Most of the battery makers supplying batteries to the electric vehicle manufacturers are located in Japan and China.
Vale acquired the nickel assets of Inco for almost $16 billion in October 2006, around six months before nickel prices reached all-time highs of above $52,000/mt on the London Metal Exchange. The nickel market then quickly collapsed because of demand destruction as appliance manufacturers rushed to design out nickel-bearing stainless steel grades from their products.
Ferreira said that in the first year, Vale's newly acquired nickel operations produced EBITDA of around $8 billion.
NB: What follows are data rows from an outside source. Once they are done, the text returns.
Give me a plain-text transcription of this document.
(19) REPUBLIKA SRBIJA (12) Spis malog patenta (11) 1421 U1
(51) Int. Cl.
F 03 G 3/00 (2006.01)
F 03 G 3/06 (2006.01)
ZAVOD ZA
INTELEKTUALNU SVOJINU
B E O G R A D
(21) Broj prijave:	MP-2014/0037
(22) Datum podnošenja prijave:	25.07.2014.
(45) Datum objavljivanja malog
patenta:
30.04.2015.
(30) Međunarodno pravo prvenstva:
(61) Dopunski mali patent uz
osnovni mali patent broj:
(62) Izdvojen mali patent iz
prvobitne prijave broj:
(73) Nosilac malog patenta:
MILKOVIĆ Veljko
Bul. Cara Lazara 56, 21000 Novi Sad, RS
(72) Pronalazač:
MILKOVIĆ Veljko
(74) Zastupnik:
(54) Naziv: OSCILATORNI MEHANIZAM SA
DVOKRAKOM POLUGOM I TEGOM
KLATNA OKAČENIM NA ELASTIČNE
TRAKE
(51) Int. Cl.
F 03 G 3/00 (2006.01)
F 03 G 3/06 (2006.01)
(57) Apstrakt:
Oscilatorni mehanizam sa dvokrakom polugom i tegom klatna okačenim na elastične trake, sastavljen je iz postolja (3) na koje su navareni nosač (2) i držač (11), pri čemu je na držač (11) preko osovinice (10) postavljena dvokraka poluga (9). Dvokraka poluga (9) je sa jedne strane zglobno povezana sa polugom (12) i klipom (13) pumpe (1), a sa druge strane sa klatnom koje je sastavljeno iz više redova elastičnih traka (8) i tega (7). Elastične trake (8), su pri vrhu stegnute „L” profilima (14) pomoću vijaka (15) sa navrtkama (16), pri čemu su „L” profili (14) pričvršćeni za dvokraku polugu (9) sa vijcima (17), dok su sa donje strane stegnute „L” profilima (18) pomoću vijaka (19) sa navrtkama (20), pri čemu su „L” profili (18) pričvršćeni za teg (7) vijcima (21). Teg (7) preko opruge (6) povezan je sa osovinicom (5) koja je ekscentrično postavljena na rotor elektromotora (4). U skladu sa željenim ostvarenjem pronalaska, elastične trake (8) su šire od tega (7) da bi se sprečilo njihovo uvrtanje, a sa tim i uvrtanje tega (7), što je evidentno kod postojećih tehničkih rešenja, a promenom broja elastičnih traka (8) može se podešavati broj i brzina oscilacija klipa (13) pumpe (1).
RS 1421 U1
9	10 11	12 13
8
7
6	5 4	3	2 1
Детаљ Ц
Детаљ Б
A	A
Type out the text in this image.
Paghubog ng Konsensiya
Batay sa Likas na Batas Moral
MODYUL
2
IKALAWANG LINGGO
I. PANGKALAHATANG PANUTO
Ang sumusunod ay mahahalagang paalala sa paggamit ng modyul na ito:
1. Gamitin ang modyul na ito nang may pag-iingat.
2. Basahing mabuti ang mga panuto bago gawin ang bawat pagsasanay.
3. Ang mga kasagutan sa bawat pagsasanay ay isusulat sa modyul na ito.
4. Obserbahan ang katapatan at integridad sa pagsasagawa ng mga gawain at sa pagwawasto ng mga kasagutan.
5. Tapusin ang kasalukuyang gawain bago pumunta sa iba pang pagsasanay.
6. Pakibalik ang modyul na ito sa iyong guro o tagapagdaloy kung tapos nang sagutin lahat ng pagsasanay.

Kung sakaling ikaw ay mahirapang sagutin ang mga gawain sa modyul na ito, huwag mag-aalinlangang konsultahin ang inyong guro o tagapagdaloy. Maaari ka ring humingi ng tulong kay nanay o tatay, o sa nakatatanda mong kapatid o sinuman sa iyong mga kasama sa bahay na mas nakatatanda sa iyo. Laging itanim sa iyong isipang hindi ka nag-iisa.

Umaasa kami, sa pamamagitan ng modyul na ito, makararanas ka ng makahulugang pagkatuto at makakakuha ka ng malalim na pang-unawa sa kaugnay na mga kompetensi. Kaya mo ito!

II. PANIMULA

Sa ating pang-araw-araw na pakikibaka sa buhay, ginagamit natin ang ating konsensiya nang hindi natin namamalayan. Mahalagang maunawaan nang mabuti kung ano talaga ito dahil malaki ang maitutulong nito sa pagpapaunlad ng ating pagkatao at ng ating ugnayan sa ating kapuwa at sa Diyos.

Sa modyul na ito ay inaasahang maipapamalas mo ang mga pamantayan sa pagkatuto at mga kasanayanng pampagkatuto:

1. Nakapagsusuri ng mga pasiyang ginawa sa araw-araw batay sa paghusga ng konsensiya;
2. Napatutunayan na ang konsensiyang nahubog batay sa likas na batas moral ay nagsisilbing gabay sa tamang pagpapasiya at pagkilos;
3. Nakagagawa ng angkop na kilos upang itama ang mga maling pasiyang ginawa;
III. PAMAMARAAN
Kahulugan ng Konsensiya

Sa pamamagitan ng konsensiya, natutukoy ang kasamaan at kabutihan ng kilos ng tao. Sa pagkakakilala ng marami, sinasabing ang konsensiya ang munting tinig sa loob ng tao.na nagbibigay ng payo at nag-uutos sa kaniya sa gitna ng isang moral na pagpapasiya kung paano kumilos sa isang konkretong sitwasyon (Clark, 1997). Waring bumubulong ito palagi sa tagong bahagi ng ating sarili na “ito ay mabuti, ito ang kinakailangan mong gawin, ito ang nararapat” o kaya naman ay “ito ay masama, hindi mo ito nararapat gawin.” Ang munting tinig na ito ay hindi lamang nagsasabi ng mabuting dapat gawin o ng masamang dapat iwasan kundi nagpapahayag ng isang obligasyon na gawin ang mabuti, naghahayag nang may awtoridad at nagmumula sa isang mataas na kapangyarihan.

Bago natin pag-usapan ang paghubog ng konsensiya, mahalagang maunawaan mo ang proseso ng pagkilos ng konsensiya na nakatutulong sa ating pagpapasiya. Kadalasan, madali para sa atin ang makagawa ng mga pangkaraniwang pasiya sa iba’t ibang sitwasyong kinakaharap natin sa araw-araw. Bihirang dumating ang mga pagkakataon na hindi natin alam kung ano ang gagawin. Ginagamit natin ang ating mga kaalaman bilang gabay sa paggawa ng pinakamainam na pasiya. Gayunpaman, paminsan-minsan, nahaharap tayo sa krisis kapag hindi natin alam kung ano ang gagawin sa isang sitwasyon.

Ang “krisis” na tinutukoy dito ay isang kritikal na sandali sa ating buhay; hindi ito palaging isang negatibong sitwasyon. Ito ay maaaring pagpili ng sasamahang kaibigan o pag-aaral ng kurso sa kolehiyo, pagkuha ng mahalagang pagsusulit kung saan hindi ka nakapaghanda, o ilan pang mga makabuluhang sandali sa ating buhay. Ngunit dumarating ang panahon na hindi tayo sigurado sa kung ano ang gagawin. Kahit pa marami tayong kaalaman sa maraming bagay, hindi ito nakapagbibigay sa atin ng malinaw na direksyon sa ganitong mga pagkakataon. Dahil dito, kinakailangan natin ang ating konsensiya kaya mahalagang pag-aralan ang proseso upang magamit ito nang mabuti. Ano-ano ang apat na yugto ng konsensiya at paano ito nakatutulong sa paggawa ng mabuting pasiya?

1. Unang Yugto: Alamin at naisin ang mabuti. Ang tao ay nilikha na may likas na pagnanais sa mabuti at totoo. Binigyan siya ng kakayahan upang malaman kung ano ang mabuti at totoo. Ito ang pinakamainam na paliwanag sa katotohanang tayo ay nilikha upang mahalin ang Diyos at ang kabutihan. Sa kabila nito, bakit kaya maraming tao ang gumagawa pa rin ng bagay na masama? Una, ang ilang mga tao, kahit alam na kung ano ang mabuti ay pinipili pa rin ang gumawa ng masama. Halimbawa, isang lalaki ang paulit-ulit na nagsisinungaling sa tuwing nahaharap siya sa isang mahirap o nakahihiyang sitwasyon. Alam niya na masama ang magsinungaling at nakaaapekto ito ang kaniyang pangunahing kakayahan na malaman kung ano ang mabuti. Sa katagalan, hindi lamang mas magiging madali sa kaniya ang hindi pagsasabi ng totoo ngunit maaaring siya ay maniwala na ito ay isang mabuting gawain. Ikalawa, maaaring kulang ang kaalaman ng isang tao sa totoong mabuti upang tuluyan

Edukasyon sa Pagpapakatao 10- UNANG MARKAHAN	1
Despite a disappointing price performance since, and a bitter, year-long strike at its mining and smelting operations in Canada in 2009/2010, he said the acquisition had been positive for Vale overall.
He also said Vale had no intention of divesting its nickel assets as part of its current round of asset divestments aimed at reducing debt levels to a target of between $16 billion and $17 billion.
But Ferreira made no mention of stainless steel, which remains by far the largest consumer of nickel globally, or the recent renaissance of nickel-bearing stainless steel grades, driven by a prolonged period of surpluses, low nickel prices and physical premiums.